Quantum and classical control of single photon states via a mechanical resonator

TL;DR

This paper introduces a scheme for controlling single photon states using a mechanical resonator as a quantum-controlled beam splitter, enabling new quantum interference effects and potential weak-force sensing applications.

Contribution

It proposes a novel method for quantum control of light via mechanical resonators, bridging quantum and classical regimes in optomechanical systems.

Findings

Mechanical resonator can entangle optical and mechanical states.

Interference visibility is sensitive to mechanical excitations.
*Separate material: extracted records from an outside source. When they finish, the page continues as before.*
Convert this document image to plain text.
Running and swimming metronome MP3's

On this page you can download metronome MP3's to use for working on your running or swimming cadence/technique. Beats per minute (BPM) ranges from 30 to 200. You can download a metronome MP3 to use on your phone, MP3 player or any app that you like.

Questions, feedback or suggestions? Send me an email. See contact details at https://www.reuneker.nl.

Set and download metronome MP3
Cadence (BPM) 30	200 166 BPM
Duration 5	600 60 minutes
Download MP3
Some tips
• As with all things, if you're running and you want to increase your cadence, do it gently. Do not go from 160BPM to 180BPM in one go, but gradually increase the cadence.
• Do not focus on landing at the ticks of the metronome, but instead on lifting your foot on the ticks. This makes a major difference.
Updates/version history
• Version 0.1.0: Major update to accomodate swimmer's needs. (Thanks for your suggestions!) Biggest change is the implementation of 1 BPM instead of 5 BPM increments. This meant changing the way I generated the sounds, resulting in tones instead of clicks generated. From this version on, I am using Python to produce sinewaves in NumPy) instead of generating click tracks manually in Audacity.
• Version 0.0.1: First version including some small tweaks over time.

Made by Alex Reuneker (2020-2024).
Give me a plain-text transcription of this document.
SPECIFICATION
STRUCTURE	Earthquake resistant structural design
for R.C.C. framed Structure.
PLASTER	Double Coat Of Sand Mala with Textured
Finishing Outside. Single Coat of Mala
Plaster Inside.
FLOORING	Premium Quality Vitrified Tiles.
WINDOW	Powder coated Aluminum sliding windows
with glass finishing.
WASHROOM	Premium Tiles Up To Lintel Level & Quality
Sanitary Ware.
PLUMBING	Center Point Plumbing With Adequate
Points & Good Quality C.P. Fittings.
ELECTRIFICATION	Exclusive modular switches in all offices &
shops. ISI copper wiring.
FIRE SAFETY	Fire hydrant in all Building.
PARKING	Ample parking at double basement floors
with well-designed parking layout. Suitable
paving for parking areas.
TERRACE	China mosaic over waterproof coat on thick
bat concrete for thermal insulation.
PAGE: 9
The scheme enables optically transduced weak-force sensing.

Abstract

Optomechanical systems typically use light to control the quantum state of a mechanical resonator. In this paper, we propose a scheme for controlling the quantum state of light using the mechanical degree of freedom as a controlled beam splitter. Preparing the mechanical resonator in non-classical states enables an optomechanical Stern-Gerlach interferometer. When the mechanical resonator has a small coherent amplitude it acts as a quantum control, entangling the optical and mechanical degrees of freedom. As the coherent amplitude of the resonator increases, we recover single photon and two-photon interference via a classically controlled beam splitter. The visibility of the two-photon interference is particularly sensitive to coherent excitations in the mechanical resonator and this could form the basis of an optically transduced weak-force sensor.